I did see this issue was mentioned in #133, wondering if there's any update.
Yes, we haven't fully developed and tested this feature yet. Welcome contribution
i'm happy to look into it, but how have you guys been saving models?
Hi @mickel-liu, have you figured this out? I have no choice but to use train_ppo_ray.py
for PPO instead of train_ppo.py
, because it doesn't OOM during model loading in my configuration. I am looking into ways to save checkpoints during/after training, and was hoping if you have delved into this feature as well.
Hi @mickel-liu, have you figured this out? I have no choice but to use
train_ppo_ray.py
for PPO instead oftrain_ppo.py
, because it doesn't OOM during model loading in my configuration. I am looking into ways to save checkpoints during/after training, and was hoping if you have delved into this feature as well.

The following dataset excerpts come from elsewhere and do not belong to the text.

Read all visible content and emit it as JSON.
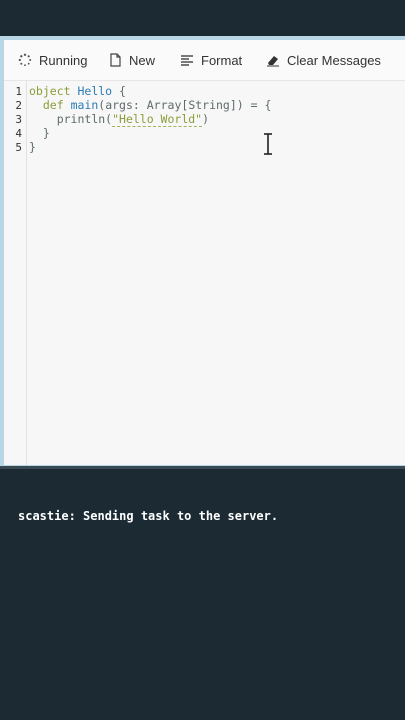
{
  "toolbar": {
    "running_label": "Running",
    "new_label": "New",
    "format_label": "Format",
    "clear_label": "Clear Messages",
    "icons": [
      "spinner-icon",
      "new-file-icon",
      "format-icon",
      "eraser-icon"
    ]
  },
  "editor": {
    "line_numbers": [
      "1",
      "2",
      "3",
      "4",
      "5"
    ],
    "lines": {
      "l1": {
        "a": "object",
        "b": "Hello",
        "c": "{"
      },
      "l2": {
        "a": "def",
        "b": "main",
        "c": "(args: ",
        "d": "Array",
        "e": "[",
        "f": "String",
        "g": "]) = {"
      },
      "l3": {
        "a": "println(",
        "b": "\"Hello World\"",
        "c": ")"
      },
      "l4": {
        "a": "}"
      },
      "l5": {
        "a": "}"
      }
    }
  },
  "console": {
    "message": "scastie: Sending task to the server."
  },
  "colors": {
    "background": "#1b2a33",
    "keyword": "#8a9d3a",
    "type": "#2b7cb5",
    "frame": "#b9d6e6"
  }
}
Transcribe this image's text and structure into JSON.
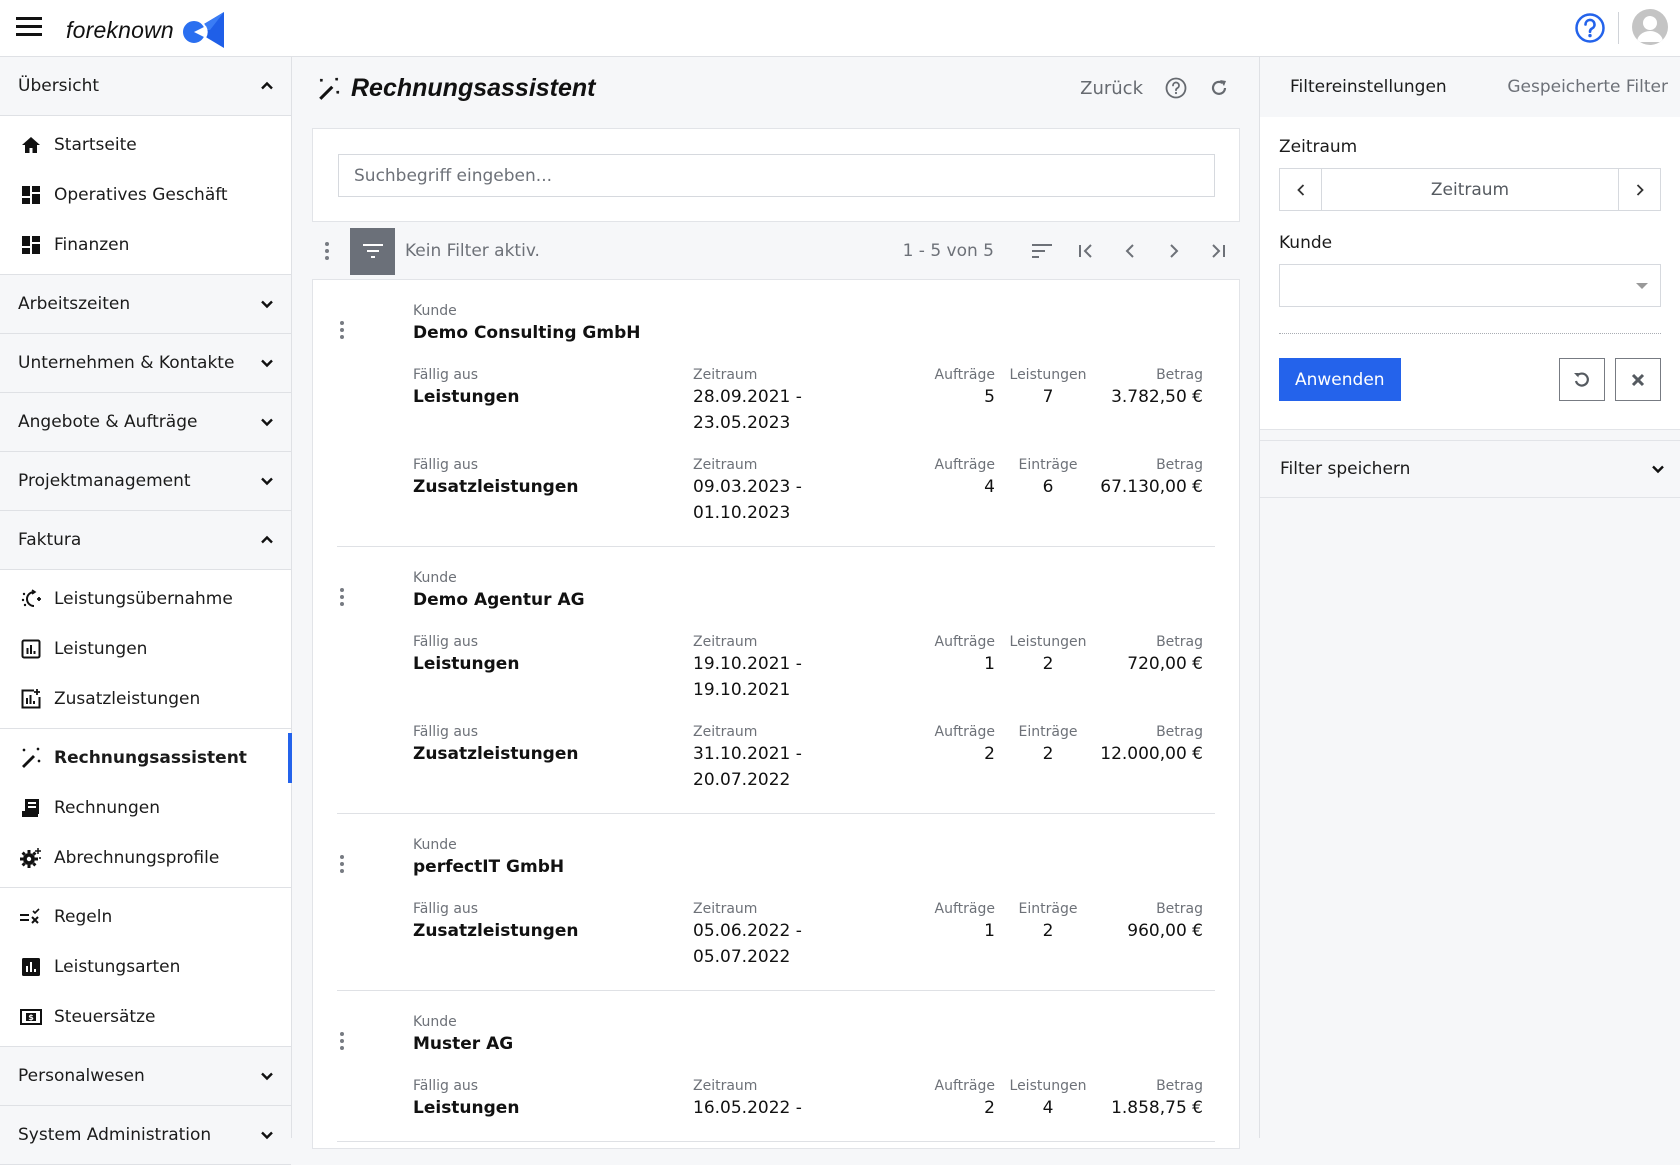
{
  "app": {
    "brand": "foreknown",
    "brand_color": "#2463eb"
  },
  "topbar": {
    "menu_icon": "hamburger-icon",
    "help_icon": "help-circle-icon",
    "avatar_icon": "user-avatar-icon"
  },
  "sidebar": {
    "sections": [
      {
        "label": "Übersicht",
        "expanded": true,
        "items": [
          {
            "label": "Startseite",
            "icon": "home-icon"
          },
          {
            "label": "Operatives Geschäft",
            "icon": "dashboard-icon"
          },
          {
            "label": "Finanzen",
            "icon": "dashboard-icon"
          }
        ]
      },
      {
        "label": "Arbeitszeiten",
        "expanded": false
      },
      {
        "label": "Unternehmen & Kontakte",
        "expanded": false
      },
      {
        "label": "Angebote & Aufträge",
        "expanded": false
      },
      {
        "label": "Projektmanagement",
        "expanded": false
      },
      {
        "label": "Faktura",
        "expanded": true,
        "groups": [
          [
            {
              "label": "Leistungsübernahme",
              "icon": "auto-import-icon"
            },
            {
              "label": "Leistungen",
              "icon": "chart-box-icon"
            },
            {
              "label": "Zusatzleistungen",
              "icon": "chart-box-plus-icon"
            }
          ],
          [
            {
              "label": "Rechnungsassistent",
              "icon": "magic-wand-icon",
              "active": true
            },
            {
              "label": "Rechnungen",
              "icon": "receipt-icon"
            },
            {
              "label": "Abrechnungsprofile",
              "icon": "gear-sparkle-icon"
            }
          ],
          [
            {
              "label": "Regeln",
              "icon": "rules-icon"
            },
            {
              "label": "Leistungsarten",
              "icon": "chart-filled-icon"
            },
            {
              "label": "Steuersätze",
              "icon": "dollar-box-icon"
            }
          ]
        ]
      },
      {
        "label": "Personalwesen",
        "expanded": false
      },
      {
        "label": "System Administration",
        "expanded": false
      }
    ]
  },
  "main": {
    "title": "Rechnungsassistent",
    "back_label": "Zurück",
    "search_placeholder": "Suchbegriff eingeben...",
    "search_value": "",
    "filter_status": "Kein Filter aktiv.",
    "pagination": "1 - 5 von 5",
    "cards": [
      {
        "customer_label": "Kunde",
        "customer": "Demo Consulting GmbH",
        "rows": [
          {
            "src_label": "Fällig aus",
            "src": "Leistungen",
            "period_label": "Zeitraum",
            "period_from": "28.09.2021 -",
            "period_to": "23.05.2023",
            "orders_label": "Aufträge",
            "orders": "5",
            "count_label": "Leistungen",
            "count": "7",
            "amount_label": "Betrag",
            "amount": "3.782,50 €"
          },
          {
            "src_label": "Fällig aus",
            "src": "Zusatzleistungen",
            "period_label": "Zeitraum",
            "period_from": "09.03.2023 -",
            "period_to": "01.10.2023",
            "orders_label": "Aufträge",
            "orders": "4",
            "count_label": "Einträge",
            "count": "6",
            "amount_label": "Betrag",
            "amount": "67.130,00 €"
          }
        ]
      },
      {
        "customer_label": "Kunde",
        "customer": "Demo Agentur AG",
        "rows": [
          {
            "src_label": "Fällig aus",
            "src": "Leistungen",
            "period_label": "Zeitraum",
            "period_from": "19.10.2021 -",
            "period_to": "19.10.2021",
            "orders_label": "Aufträge",
            "orders": "1",
            "count_label": "Leistungen",
            "count": "2",
            "amount_label": "Betrag",
            "amount": "720,00 €"
          },
          {
            "src_label": "Fällig aus",
            "src": "Zusatzleistungen",
            "period_label": "Zeitraum",
            "period_from": "31.10.2021 -",
            "period_to": "20.07.2022",
            "orders_label": "Aufträge",
            "orders": "2",
            "count_label": "Einträge",
            "count": "2",
            "amount_label": "Betrag",
            "amount": "12.000,00 €"
          }
        ]
      },
      {
        "customer_label": "Kunde",
        "customer": "perfectIT GmbH",
        "rows": [
          {
            "src_label": "Fällig aus",
            "src": "Zusatzleistungen",
            "period_label": "Zeitraum",
            "period_from": "05.06.2022 -",
            "period_to": "05.07.2022",
            "orders_label": "Aufträge",
            "orders": "1",
            "count_label": "Einträge",
            "count": "2",
            "amount_label": "Betrag",
            "amount": "960,00 €"
          }
        ]
      },
      {
        "customer_label": "Kunde",
        "customer": "Muster AG",
        "rows": [
          {
            "src_label": "Fällig aus",
            "src": "Leistungen",
            "period_label": "Zeitraum",
            "period_from": "16.05.2022 -",
            "period_to": "",
            "orders_label": "Aufträge",
            "orders": "2",
            "count_label": "Leistungen",
            "count": "4",
            "amount_label": "Betrag",
            "amount": "1.858,75 €"
          }
        ]
      }
    ]
  },
  "filter_panel": {
    "tabs": [
      {
        "label": "Filtereinstellungen",
        "active": true
      },
      {
        "label": "Gespeicherte Filter",
        "active": false
      }
    ],
    "period_label": "Zeitraum",
    "period_value": "Zeitraum",
    "customer_label": "Kunde",
    "customer_value": "",
    "apply_label": "Anwenden",
    "save_filter_label": "Filter speichern"
  }
}
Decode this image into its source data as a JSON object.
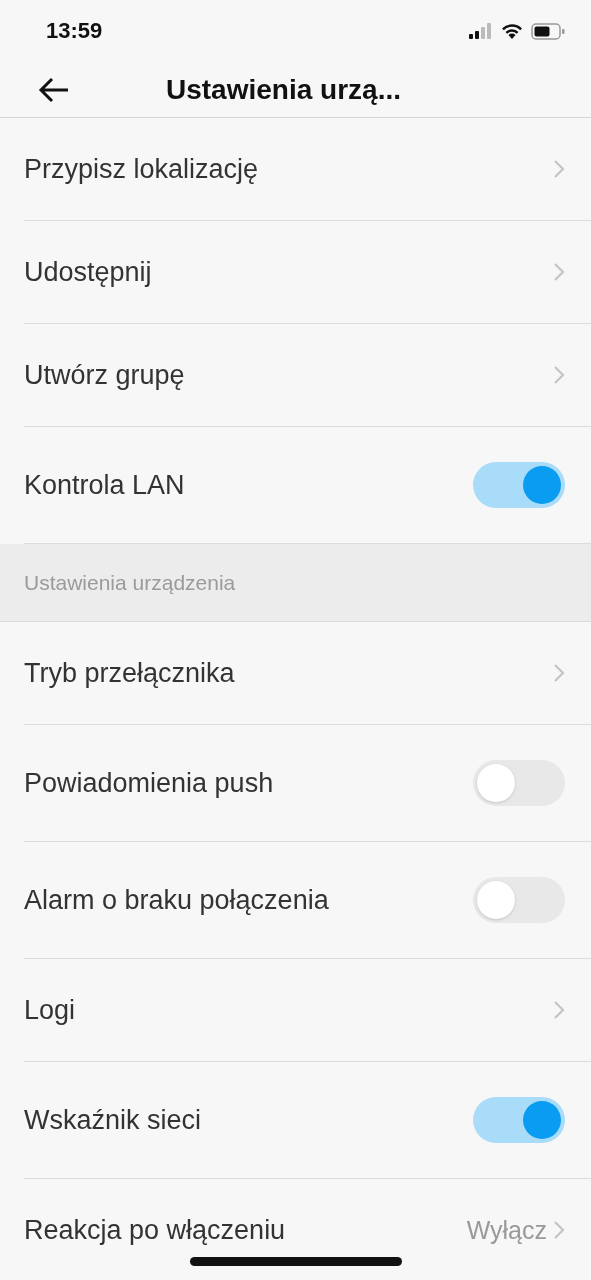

Hi, I did look into the code and found out the saving checkpoints feature is not yet implemented. But actually saving checkpoints wasn't what I was looking for, I want the actual model checkpoints, not the intermediate states as being referred in this repo. So I ended up changing the code on my fork and now it saves model checkpoints after a pre-set amount of iterations. Here's the code in my fork: https://github.com/mickelliu/OpenRLHF/blob/a7f21aa26ac027fcf30ca1c588e01cf07c67cb6f/openrlhf/trainer/ppo_trainer.py#L428-L442
Regardless of ckpt feature is being officially implemented, train_ppo_ray.py
will save a model checkpoint at the end of the training.